Velvety and sweet bell peppers are filled with vegetables and brown rice, and seasoned with NutraSalt low sodium sea salt for a delicious and healthy side dish or main course.
Ingredients
4 peppers
1 tbsp. olive oil
1 sm. onion, chopped
1 clove garlic, minced
1 tsp. oregano
1 tsp. basil
2 carrots, julienned
2 tomatoes, diced
1 1/2 c. cooked brown rice
2 to 3 c. tomato sauce
½ tsp. Low Sodium Sea Salt NutraSalt
Directions
Preheat oven to 350 degrees. Wash and clean peppers. Cut off tops and remove seeds and membrane. Place peppers in steamer and steam for 4 minutes.
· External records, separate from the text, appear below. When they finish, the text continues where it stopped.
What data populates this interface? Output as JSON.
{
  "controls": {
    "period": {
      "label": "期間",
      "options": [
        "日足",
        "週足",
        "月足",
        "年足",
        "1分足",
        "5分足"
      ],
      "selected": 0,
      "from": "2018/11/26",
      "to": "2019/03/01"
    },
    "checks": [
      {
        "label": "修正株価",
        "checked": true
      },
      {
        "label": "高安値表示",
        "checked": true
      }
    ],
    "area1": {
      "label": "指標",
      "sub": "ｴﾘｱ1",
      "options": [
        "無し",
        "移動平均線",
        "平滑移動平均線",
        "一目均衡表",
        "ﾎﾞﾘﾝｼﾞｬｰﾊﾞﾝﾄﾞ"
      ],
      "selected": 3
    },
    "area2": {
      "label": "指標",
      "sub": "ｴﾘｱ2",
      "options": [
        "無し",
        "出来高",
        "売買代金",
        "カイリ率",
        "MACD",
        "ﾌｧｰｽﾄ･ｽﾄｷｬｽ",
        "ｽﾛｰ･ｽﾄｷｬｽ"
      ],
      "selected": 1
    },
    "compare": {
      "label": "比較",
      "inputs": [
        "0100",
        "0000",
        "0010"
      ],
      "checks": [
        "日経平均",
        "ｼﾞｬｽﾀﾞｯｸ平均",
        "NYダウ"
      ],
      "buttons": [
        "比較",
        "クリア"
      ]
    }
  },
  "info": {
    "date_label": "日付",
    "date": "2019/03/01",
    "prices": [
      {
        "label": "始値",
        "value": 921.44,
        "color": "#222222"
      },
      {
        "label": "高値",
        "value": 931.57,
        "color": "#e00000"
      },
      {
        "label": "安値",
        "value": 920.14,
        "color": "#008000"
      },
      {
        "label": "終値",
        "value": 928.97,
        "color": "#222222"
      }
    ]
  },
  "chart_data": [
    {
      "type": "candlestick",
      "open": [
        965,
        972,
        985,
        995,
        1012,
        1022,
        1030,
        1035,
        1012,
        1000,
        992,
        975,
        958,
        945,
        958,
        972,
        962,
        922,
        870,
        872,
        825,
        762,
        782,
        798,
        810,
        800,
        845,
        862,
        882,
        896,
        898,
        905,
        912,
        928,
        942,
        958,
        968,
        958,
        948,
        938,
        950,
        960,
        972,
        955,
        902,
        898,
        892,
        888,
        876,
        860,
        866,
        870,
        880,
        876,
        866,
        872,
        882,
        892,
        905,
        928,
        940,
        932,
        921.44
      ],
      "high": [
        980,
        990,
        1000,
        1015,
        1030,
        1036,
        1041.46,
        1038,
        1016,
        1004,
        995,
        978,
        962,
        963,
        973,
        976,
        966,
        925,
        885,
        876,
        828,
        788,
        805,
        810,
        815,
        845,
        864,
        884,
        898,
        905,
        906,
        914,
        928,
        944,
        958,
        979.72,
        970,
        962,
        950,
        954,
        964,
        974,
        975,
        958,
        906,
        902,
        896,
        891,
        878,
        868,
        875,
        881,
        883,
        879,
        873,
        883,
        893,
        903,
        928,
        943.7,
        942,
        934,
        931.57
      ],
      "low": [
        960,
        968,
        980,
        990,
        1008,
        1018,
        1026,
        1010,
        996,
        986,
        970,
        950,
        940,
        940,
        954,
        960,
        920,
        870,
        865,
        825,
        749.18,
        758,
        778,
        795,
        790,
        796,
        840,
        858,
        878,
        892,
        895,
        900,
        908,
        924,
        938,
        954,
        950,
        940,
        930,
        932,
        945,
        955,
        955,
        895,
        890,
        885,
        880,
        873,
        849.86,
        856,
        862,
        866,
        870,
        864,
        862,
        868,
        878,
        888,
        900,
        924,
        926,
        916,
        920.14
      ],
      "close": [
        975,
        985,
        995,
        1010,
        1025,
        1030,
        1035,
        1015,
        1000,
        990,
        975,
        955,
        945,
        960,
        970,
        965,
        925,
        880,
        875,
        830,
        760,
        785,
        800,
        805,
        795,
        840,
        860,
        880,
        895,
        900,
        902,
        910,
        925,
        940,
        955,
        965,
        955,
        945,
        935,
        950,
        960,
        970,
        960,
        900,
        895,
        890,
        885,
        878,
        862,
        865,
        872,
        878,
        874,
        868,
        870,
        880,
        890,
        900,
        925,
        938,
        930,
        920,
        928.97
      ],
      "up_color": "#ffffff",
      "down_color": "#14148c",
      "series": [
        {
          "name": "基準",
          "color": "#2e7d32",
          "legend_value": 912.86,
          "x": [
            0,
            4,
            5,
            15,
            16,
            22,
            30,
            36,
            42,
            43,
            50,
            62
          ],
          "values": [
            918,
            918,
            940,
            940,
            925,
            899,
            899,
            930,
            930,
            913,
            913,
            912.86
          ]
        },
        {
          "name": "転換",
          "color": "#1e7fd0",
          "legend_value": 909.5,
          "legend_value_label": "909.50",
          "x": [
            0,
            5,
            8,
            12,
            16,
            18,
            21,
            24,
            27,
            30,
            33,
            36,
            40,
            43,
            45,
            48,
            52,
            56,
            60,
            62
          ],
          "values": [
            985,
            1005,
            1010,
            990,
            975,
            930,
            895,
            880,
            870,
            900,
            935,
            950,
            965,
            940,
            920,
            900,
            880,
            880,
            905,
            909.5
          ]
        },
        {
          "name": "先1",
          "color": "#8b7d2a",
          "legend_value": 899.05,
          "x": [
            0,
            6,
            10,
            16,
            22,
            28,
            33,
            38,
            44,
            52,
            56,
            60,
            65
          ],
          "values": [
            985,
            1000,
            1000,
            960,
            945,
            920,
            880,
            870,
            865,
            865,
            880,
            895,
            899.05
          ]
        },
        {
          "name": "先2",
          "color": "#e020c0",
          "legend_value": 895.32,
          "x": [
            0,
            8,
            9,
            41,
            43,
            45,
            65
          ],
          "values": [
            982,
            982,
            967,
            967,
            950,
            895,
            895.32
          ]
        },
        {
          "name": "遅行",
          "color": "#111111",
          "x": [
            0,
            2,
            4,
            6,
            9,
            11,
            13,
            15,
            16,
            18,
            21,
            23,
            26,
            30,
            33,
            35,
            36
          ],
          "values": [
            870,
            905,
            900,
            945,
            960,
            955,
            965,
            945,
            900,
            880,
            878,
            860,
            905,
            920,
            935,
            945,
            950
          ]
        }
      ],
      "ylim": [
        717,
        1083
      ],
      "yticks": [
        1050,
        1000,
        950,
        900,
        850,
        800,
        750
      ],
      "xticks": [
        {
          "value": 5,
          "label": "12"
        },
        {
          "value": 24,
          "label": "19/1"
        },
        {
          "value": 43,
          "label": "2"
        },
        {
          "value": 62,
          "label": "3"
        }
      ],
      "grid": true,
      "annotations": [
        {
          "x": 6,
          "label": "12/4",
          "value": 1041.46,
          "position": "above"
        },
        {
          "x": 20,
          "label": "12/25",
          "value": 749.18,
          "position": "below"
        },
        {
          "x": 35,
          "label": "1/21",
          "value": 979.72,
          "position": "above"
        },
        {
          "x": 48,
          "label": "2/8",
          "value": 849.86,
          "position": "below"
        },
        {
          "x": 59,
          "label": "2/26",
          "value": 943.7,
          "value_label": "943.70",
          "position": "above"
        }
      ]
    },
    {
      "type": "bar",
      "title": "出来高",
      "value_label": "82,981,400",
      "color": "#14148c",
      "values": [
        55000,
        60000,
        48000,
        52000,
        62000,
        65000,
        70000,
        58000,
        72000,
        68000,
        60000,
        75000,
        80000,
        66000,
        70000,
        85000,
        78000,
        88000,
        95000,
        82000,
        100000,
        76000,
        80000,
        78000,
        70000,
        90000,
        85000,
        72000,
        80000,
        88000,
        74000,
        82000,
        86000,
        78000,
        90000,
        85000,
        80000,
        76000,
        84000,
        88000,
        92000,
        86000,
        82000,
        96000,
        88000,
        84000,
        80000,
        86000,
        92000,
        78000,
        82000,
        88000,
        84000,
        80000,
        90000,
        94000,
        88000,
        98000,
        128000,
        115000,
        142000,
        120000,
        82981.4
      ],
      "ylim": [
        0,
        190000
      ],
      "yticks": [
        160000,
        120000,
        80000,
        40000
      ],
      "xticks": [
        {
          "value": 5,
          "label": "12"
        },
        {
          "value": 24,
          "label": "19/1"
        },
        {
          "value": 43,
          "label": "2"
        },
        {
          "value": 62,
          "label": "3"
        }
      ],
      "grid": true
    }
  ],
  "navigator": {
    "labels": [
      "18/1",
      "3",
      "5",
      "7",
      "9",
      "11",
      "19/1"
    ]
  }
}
Meanwhile, heat oil in wok or large skillet, add onion and garlic. Sauté 1 minute. Add herbs and carrots, sautéing 4 to 5 minutes or until carrots are tender, stirring constantly. Reduce heat and add the tomatoes, brown rice and 1/2 cup tomato sauce. Heat thoroughly.
Stuff mixture into peppers. Spread 1/2 cup sauce in bottom of baking dish. Stand peppers upright. Pour remaining sauce over the tops of peppers.